Pour l'avenir, il ne m'appartient pas de dire quel secteur est susceptible d'intéresser nos entreprises, mais je sais que plusieurs grands groupes français suivent avec attention les projets en cours en Uruguay, et notamment les projets de concession et de privatisation que le président Batlle entend accélérer.
Q - Pensez-vous possible d'équilibrer la balance commerciale entre nos deux pays ?
R - Je suis tout à fait conscient de l'importance des exportations, en particulier agricoles, pour l'économie uruguayenne ; je sais que votre agriculture traverse une crise, consécutive à la dévaluation du real puis à une grave sécheresse.
Cependant, comme je l'ai rappelé à Montevideo et à Buenos Aires, les échanges commerciaux en économie de marché ne sont pas décidés par les ministres des Affaires étrangères ; mais les gouvernements peuvent créer des contextes favorables au rééquilibrage.

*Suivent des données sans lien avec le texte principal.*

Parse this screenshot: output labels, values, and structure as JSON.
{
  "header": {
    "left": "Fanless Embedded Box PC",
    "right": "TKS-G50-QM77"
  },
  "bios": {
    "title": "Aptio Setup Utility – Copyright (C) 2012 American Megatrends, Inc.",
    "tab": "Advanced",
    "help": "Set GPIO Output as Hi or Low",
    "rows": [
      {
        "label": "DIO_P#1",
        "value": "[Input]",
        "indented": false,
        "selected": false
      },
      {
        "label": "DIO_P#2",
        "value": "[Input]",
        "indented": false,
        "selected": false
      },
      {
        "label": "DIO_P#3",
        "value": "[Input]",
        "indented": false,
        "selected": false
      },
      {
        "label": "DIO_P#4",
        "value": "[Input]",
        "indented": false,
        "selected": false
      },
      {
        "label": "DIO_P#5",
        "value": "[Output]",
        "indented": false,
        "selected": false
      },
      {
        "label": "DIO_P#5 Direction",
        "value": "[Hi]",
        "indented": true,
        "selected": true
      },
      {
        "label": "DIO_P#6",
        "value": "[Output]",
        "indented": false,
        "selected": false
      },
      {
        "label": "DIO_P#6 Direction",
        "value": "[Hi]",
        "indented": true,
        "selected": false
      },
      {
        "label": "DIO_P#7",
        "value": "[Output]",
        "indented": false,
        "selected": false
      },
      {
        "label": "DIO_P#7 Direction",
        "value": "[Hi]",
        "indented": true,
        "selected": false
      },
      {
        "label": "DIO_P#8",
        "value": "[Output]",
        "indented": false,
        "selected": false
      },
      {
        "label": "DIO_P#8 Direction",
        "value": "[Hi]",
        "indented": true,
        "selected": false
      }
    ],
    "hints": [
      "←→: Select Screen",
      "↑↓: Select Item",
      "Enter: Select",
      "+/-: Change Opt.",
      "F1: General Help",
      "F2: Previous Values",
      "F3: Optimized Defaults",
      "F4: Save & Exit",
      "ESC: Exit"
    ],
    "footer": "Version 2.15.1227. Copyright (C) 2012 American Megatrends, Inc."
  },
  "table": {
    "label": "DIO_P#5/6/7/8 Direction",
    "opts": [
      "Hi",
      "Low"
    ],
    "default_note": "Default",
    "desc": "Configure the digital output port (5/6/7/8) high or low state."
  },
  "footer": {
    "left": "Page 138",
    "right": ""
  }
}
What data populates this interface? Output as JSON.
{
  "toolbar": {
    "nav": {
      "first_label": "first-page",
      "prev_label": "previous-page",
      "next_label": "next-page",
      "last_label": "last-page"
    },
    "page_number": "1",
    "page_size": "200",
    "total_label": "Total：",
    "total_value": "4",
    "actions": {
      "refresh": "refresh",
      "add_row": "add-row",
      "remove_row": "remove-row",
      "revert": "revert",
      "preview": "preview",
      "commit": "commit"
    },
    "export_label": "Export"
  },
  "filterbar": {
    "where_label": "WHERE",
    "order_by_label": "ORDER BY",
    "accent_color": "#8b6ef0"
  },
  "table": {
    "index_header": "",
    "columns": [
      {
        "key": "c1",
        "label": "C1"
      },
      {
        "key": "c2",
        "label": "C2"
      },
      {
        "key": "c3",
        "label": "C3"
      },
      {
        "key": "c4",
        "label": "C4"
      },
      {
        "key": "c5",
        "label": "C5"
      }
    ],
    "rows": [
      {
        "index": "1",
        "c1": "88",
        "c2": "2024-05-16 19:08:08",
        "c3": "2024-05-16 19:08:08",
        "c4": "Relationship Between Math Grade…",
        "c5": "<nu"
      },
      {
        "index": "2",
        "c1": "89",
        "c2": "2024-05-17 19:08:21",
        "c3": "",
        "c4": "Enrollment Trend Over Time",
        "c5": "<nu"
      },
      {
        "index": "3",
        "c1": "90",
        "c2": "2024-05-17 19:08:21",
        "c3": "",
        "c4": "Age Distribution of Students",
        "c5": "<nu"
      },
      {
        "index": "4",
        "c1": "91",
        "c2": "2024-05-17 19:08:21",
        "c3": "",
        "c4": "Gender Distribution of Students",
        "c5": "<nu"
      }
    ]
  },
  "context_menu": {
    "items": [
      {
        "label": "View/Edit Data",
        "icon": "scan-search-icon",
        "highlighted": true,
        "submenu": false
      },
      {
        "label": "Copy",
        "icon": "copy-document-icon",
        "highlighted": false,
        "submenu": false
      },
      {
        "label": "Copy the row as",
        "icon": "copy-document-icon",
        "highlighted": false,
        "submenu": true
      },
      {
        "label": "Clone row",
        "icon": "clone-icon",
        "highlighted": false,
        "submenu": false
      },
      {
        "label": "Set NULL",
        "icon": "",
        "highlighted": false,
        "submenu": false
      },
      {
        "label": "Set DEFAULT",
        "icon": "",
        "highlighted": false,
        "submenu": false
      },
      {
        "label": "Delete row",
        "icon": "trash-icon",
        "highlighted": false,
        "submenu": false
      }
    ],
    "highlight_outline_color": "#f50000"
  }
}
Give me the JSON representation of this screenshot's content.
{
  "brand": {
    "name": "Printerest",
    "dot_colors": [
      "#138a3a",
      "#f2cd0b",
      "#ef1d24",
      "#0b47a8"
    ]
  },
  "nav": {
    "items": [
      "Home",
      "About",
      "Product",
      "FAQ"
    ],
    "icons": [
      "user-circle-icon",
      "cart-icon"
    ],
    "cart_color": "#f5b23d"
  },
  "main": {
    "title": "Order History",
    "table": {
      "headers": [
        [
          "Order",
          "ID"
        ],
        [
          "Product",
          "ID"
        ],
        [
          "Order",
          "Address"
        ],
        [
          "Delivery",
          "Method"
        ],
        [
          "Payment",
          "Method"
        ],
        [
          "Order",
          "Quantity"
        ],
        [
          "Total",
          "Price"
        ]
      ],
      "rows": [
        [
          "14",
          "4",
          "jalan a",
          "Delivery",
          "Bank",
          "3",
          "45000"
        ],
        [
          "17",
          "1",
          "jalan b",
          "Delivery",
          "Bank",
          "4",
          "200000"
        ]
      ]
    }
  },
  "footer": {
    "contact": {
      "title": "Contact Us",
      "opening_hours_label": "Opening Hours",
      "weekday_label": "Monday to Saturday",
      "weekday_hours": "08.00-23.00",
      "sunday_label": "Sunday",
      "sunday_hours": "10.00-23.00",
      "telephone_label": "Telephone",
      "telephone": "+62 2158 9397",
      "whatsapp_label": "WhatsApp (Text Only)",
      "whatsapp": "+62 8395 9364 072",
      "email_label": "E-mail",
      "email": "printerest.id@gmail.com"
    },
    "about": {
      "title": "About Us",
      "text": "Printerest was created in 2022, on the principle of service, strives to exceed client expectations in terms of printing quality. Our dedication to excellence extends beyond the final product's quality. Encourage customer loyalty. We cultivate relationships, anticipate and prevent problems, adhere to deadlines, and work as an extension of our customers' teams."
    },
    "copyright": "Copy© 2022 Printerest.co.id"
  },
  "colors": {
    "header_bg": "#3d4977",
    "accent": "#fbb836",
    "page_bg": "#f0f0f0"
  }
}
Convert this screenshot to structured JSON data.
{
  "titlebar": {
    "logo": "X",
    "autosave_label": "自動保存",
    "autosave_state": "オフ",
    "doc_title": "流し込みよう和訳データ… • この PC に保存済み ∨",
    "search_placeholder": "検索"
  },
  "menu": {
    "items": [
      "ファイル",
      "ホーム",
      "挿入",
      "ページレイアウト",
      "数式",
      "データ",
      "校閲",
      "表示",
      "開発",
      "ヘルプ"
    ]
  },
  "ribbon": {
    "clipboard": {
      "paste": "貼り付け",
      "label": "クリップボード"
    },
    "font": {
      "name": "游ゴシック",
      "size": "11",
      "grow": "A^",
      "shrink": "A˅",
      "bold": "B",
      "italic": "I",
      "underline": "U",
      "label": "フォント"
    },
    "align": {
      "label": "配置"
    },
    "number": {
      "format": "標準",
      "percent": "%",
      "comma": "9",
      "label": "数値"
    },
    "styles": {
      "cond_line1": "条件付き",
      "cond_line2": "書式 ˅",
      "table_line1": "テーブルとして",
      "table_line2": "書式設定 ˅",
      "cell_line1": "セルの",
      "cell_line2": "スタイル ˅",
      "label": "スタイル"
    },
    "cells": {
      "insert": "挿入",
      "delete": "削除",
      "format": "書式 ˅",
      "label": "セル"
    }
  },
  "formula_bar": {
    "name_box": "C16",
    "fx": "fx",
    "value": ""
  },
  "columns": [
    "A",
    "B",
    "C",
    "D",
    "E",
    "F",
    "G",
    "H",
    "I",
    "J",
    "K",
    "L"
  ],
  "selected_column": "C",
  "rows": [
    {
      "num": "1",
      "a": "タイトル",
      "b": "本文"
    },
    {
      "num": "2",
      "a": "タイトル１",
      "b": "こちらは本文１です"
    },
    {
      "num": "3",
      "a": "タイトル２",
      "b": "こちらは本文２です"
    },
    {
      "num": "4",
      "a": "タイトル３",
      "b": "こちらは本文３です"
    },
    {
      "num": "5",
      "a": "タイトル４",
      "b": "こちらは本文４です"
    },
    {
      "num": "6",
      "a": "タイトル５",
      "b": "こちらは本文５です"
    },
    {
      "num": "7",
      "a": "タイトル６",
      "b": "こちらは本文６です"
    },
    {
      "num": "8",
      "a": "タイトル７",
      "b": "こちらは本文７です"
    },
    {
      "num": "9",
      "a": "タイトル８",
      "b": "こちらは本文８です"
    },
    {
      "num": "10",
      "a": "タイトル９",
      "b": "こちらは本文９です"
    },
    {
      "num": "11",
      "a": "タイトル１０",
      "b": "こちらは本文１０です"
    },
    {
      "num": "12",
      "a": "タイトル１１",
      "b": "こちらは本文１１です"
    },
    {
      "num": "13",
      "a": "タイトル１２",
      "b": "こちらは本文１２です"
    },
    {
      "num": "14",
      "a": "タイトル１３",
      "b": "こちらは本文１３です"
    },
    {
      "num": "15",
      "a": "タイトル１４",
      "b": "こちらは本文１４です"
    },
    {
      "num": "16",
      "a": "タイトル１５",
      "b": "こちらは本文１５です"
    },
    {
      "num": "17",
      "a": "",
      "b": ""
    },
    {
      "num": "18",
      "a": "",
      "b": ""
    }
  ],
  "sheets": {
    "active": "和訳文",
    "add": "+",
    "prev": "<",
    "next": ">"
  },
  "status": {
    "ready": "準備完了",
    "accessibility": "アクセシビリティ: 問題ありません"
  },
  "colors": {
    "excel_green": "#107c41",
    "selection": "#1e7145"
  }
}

Notre excédent bilatéral pour l'ensemble des produits a reculé de 55 % en 1999 ; l'an dernier, les achats ont progressé de 127 % alors que, dans le même temps, les exportations uruguayennes dans le monde diminuaient de 18 %. En matière agricole, où en général vous croyez que nous sommes protectionnistes, nos achats de produits agricoles uruguayens se maintiennent depuis 5 ans à hauteur de 100 millions de francs alors que nos ventes l'an dernier ont été de 50 millions de francs. Nous avons donc un solde négatif. Au total, nous exportons dans votre pays beaucoup d'équipements électriques et automobiles qui sont utilisés pour les ventes uruguayennes en Argentine et au Brésil, et qui font donc partie des exportations de l'Uruguay./.